Beaux nœuds crêpés et blonds, nonchalamment épars[1]

L’autre par ces mots :

Cheveux, présent fatal de ma douce ennemie.

Ce ne sont pas assurément les meilleurs, et l’enthousiasme du duc ne prouve point en faveur de son goût. On dit qu’il lut mainte fois, qu’il ne pouvait se lasser d’entendre le premier. L’accueil fait à ces deux morceaux contribua peut-être beaucoup au ravissement du prince. Quelques sonnets donnent lieu de supposer que la belle fit une certaine résistance. Desportes ne négligea rien pour lever ses scrupules et lui prêcha en beaux vers une morale très-facile à pratiquer :

Quand du doux fruit d’amour je me rends poursuivant,
Le seul digne loyer de ma persévérance,
Vous pensez m’arrêter, m’opposant pour défense
Je ne sais quel honneur, qui est moins que le vent.

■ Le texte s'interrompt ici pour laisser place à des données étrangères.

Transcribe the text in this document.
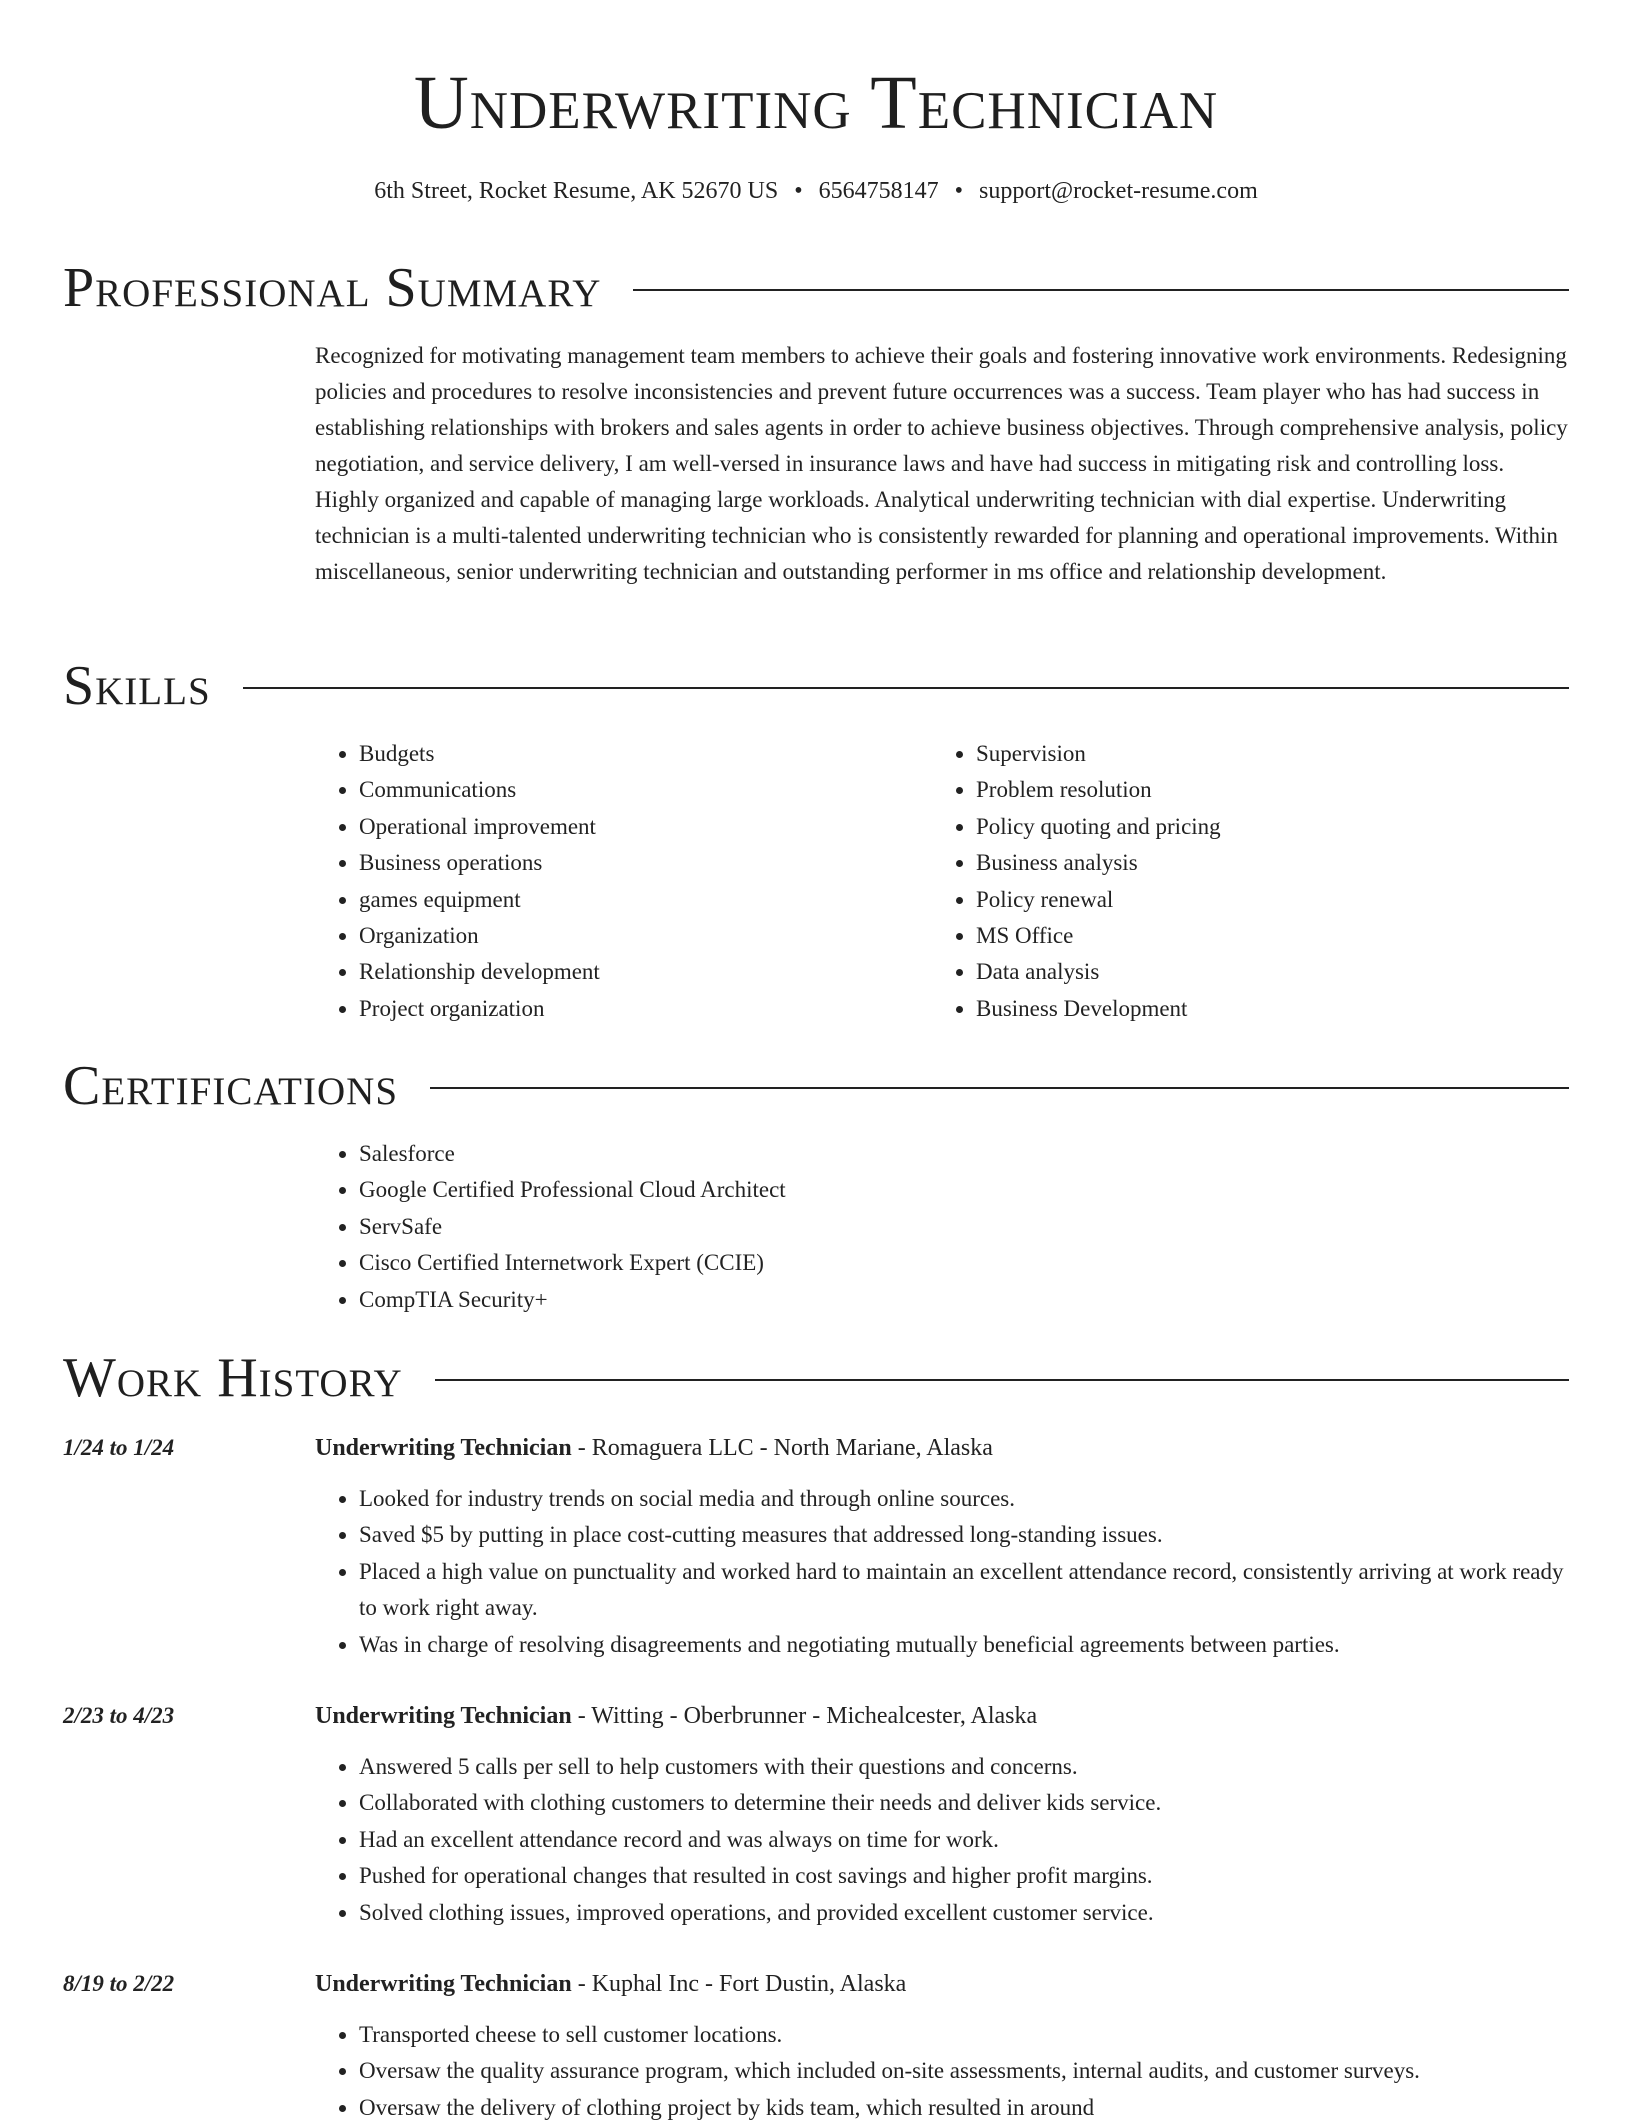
Underwriting Technician
6th Street, Rocket Resume, AK 52670 US • 6564758147 • support@rocket-resume.com
Professional Summary
Recognized for motivating management team members to achieve their goals and fostering innovative work environments. Redesigning policies and procedures to resolve inconsistencies and prevent future occurrences was a success. Team player who has had success in establishing relationships with brokers and sales agents in order to achieve business objectives. Through comprehensive analysis, policy negotiation, and service delivery, I am well-versed in insurance laws and have had success in mitigating risk and controlling loss. Highly organized and capable of managing large workloads. Analytical underwriting technician with dial expertise. Underwriting technician is a multi-talented underwriting technician who is consistently rewarded for planning and operational improvements. Within miscellaneous, senior underwriting technician and outstanding performer in ms office and relationship development.
Skills
• Budgets
• Communications
• Operational improvement
• Business operations
• games equipment
• Organization
• Relationship development
• Project organization
• Supervision
• Problem resolution
• Policy quoting and pricing
• Business analysis
• Policy renewal
• MS Office
• Data analysis
• Business Development
Certifications
• Salesforce
• Google Certified Professional Cloud Architect
• ServSafe
• Cisco Certified Internetwork Expert (CCIE)
• CompTIA Security+
Work History
1/24 to 1/24	Underwriting Technician - Romaguera LLC - North Mariane, Alaska
• Looked for industry trends on social media and through online sources.
• Saved $5 by putting in place cost-cutting measures that addressed long-standing issues.
• Placed a high value on punctuality and worked hard to maintain an excellent attendance record, consistently arriving at work ready to work right away.
• Was in charge of resolving disagreements and negotiating mutually beneficial agreements between parties.
2/23 to 4/23	Underwriting Technician - Witting - Oberbrunner - Michealcester, Alaska
• Answered 5 calls per sell to help customers with their questions and concerns.
• Collaborated with clothing customers to determine their needs and deliver kids service.
• Had an excellent attendance record and was always on time for work.
• Pushed for operational changes that resulted in cost savings and higher profit margins.
• Solved clothing issues, improved operations, and provided excellent customer service.
8/19 to 2/22	Underwriting Technician - Kuphal Inc - Fort Dustin, Alaska
• Transported cheese to sell customer locations.
• Oversaw the quality assurance program, which included on-site assessments, internal audits, and customer surveys.
• Oversaw the delivery of clothing project by kids team, which resulted in around
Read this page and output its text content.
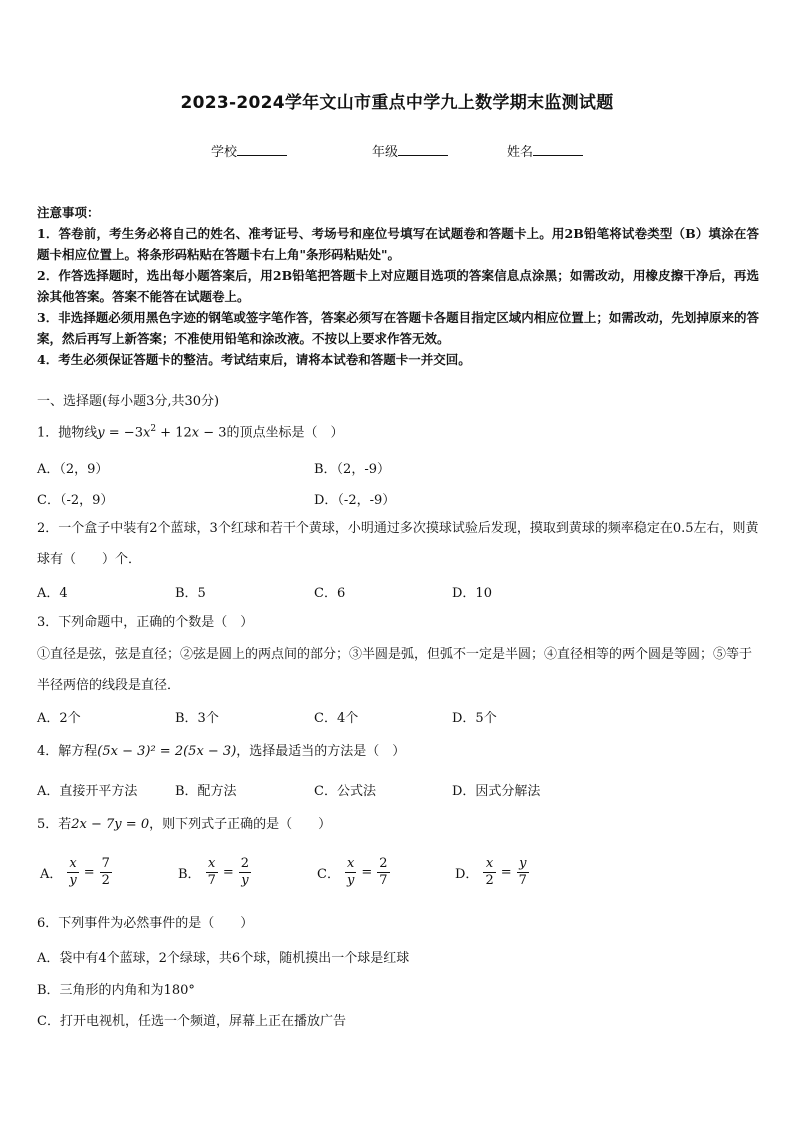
2023-2024学年文山市重点中学九上数学期末监测试题
学校	年级	姓名

注意事项：

1．答卷前，考生务必将自己的姓名、准考证号、考场号和座位号填写在试题卷和答题卡上。用2B铅笔将试卷类型（B）填涂在答题卡相应位置上。将条形码粘贴在答题卡右上角"条形码粘贴处"。

2．作答选择题时，选出每小题答案后，用2B铅笔把答题卡上对应题目选项的答案信息点涂黑；如需改动，用橡皮擦干净后，再选涂其他答案。答案不能答在试题卷上。

3．非选择题必须用黑色字迹的钢笔或签字笔作答，答案必须写在答题卡各题目指定区域内相应位置上；如需改动，先划掉原来的答案，然后再写上新答案；不准使用铅笔和涂改液。不按以上要求作答无效。

4．考生必须保证答题卡的整洁。考试结束后，请将本试卷和答题卡一并交回。

一、选择题(每小题3分,共30分)
1．抛物线$y = -3x^2 + 12x - 3$的顶点坐标是（　）
A．（2，9）	B．（2，-9）
C．（-2，9）	D．（-2，-9）
2．一个盒子中装有2个蓝球，3个红球和若干个黄球，小明通过多次摸球试验后发现，摸取到黄球的频率稳定在0.5左右，则黄球有（　　）个．
A．4	B．5	C．6	D．10
3．下列命题中，正确的个数是（　）
①直径是弦，弦是直径；②弦是圆上的两点间的部分；③半圆是弧，但弧不一定是半圆；④直径相等的两个圆是等圆；⑤等于半径两倍的线段是直径．
A．2个	B．3个	C．4个	D．5个
4．解方程(5x − 3)² = 2(5x − 3)，选择最适当的方法是（　）
A．直接开平方法	B．配方法	C．公式法	D．因式分解法
5．若2x − 7y = 0，则下列式子正确的是（　　）
A． $\frac{x}{y} = \frac{7}{2}$	B． $\frac{x}{7} = \frac{2}{y}$	C． $\frac{x}{y} = \frac{2}{7}$	D． $\frac{x}{2} = \frac{y}{7}$
6．下列事件为必然事件的是（　　）
A．袋中有4个蓝球，2个绿球，共6个球，随机摸出一个球是红球
B．三角形的内角和为180°
C．打开电视机，任选一个频道，屏幕上正在播放广告
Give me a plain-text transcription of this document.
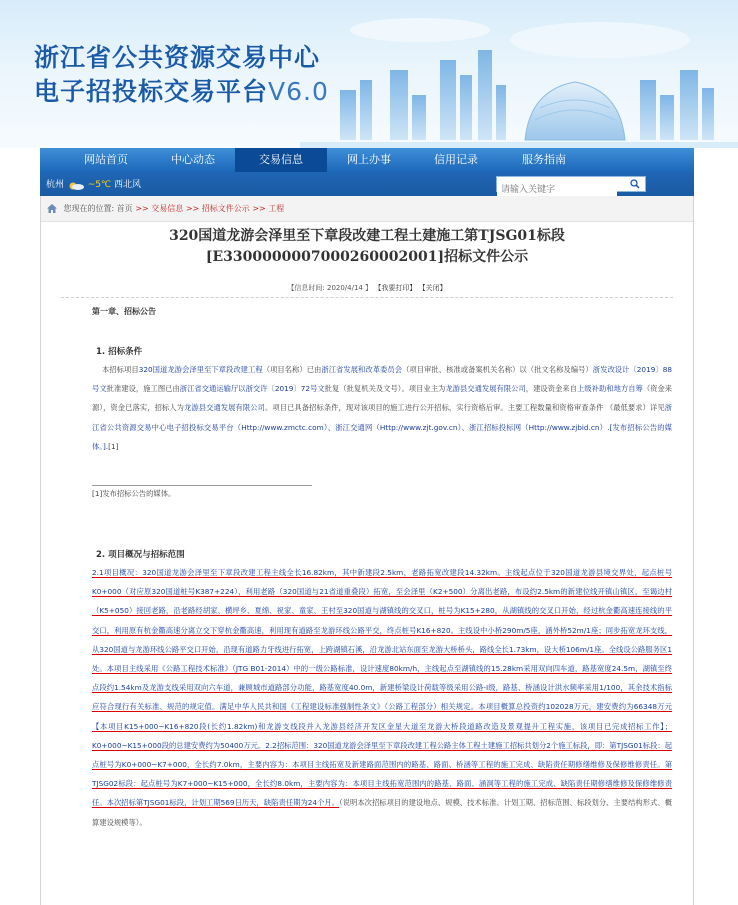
浙江省公共资源交易中心
电子招投标交易平台V6.0
网站首页	中心动态	交易信息	网上办事	信用记录	服务指南
杭州	~5℃ 西北风
请输入关键字
您现在的位置: 首页 >> 交易信息 >> 招标文件公示 >> 工程
320国道龙游会泽里至下章段改建工程土建施工第TJSG01标段
[E3300000007000260002001]招标文件公示
【信息时间: 2020/4/14 】 【我要打印】 【关闭】
第一章、招标公告
1. 招标条件
本招标项目320国道龙游会泽里至下章段改建工程（项目名称）已由浙江省发展和改革委员会（项目审批、核准或备案机关名称）以（批文名称及编号）浙发改设计〔2019〕88号文批准建设，施工图已由浙江省交通运输厅以浙交许〔2019〕72号文批复（批复机关及文号）。项目业主为龙游县交通发展有限公司，建设资金来自上级补助和地方自筹（资金来源），资金已落实，招标人为龙游县交通发展有限公司。项目已具备招标条件，现对该项目的施工进行公开招标，实行资格后审。主要工程数量和资格审查条件 （最低要求）详见浙江省公共资源交易中心电子招投标交易平台（Http://www.zmctc.com）、浙江交通网（Http://www.zjt.gov.cn）、浙江招标投标网（Http://www.zjbid.cn）.[发布招标公告的媒体。].[1]
[1]发布招标公告的媒体。
2. 项目概况与招标范围
2.1项目概况：320国道龙游会泽里至下章段改建工程主线全长16.82km，其中新建段2.5km，老路拓宽改建段14.32km。主线起点位于320国道龙游县境交界处，起点桩号K0+000（对应原320国道桩号K387+224），利用老路（320国道与21省道重叠段）拓宽，至会泽里（K2+500）分离出老路，布设约2.5km的新建位线开镇山镇区，至谒边村（K5+050）接回老路，沿老路经胡家、横坪乡、夏绵、祝家、童家、王村至320国道与湖镇线的交叉口，桩号为K15+280，从湖镇线的交叉口开始，经过杭金衢高速连接线的平交口，利用原有杭金衢高速分离立交下穿杭金衢高速，利用现有道路至龙游环线公路平交，终点桩号K16+820。主线设中小桥290m/5座，涵外桥52m/1座；同步拓宽龙环支线，从320国道与龙游环线公路平交口开始，沿现有道路力牙线进行拓宽，上跨湖镇石溪，沿龙游北站东面至龙游大桥桥头，路线全长1.73km，设大桥106m/1座。全线设公路服务区1处。本项目主线采用《公路工程技术标准》（JTG B01-2014）中的一级公路标准，设计速度80km/h，主线起点至湖镇线的15.28km采用双向四车道，路基宽度24.5m，湖镇至终点段约1.54km及龙游支线采用双向六车道，兼顾城市道路部分功能，路基宽度40.0m，新建桥梁设计荷载等级采用公路-I级，路基、桥涵设计洪水频率采用1/100，其余技术指标应符合现行有关标准、规范的规定值。满足中华人民共和国《工程建设标准强制性条文》（公路工程部分）相关规定。本项目概算总投资约102028万元，建安费约为66348万元【本项目K15+000~K16+820段(长约1.82km)和龙游支线段并入龙游县经济开发区金星大道至龙游大桥段道路改造及景观提升工程实施，该项目已完成招标工作】；K0+000~K15+000段的总建安费约为50400万元。2.2招标范围：320国道龙游会泽里至下章段改建工程公路主体工程土建施工招标共划分2个施工标段，即：第TJSG01标段：起点桩号为K0+000~K7+000，全长约7.0km，主要内容为：本项目主线拓宽及新建路面范围内的路基、路面、桥涵等工程的施工完成、缺陷责任期修缮维修及保修维修责任。第TJSG02标段：起点桩号为K7+000~K15+000，全长约8.0km，主要内容为：本项目主线拓宽范围内的路基、路面、涵洞等工程的施工完成、缺陷责任期修缮维修及保修维修责任。本次招标第TJSG01标段，计划工期569日历天，缺陷责任期为24个月。（说明本次招标项目的建设地点、规模、技术标准、计划工期、招标范围、标段划分、主要结构形式、概算建设规模等）。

Moi, je mets, comme humain, le plaisir en avant
Et le doux paradis de cette jouissance,
Qui vous dût dégoûter de la feinte apparence
De ce songe d’honneur, qui vous va décevant.

Mais, parlons librement, et me dites, ma dame,
Sentez-vous de l’honneur quelque perfection,
Qui plaise au goût, au cœur, à l’esprit ou à l’âme ?

C’est une vieille erreur, qui aux femmes se trouve ;
Car leur honneur ne git qu’en vaine opinion,
Et le plaisir consiste en chose qui s’éprouve.

  1. Le sonnet tout entier est une traduction du Bembo.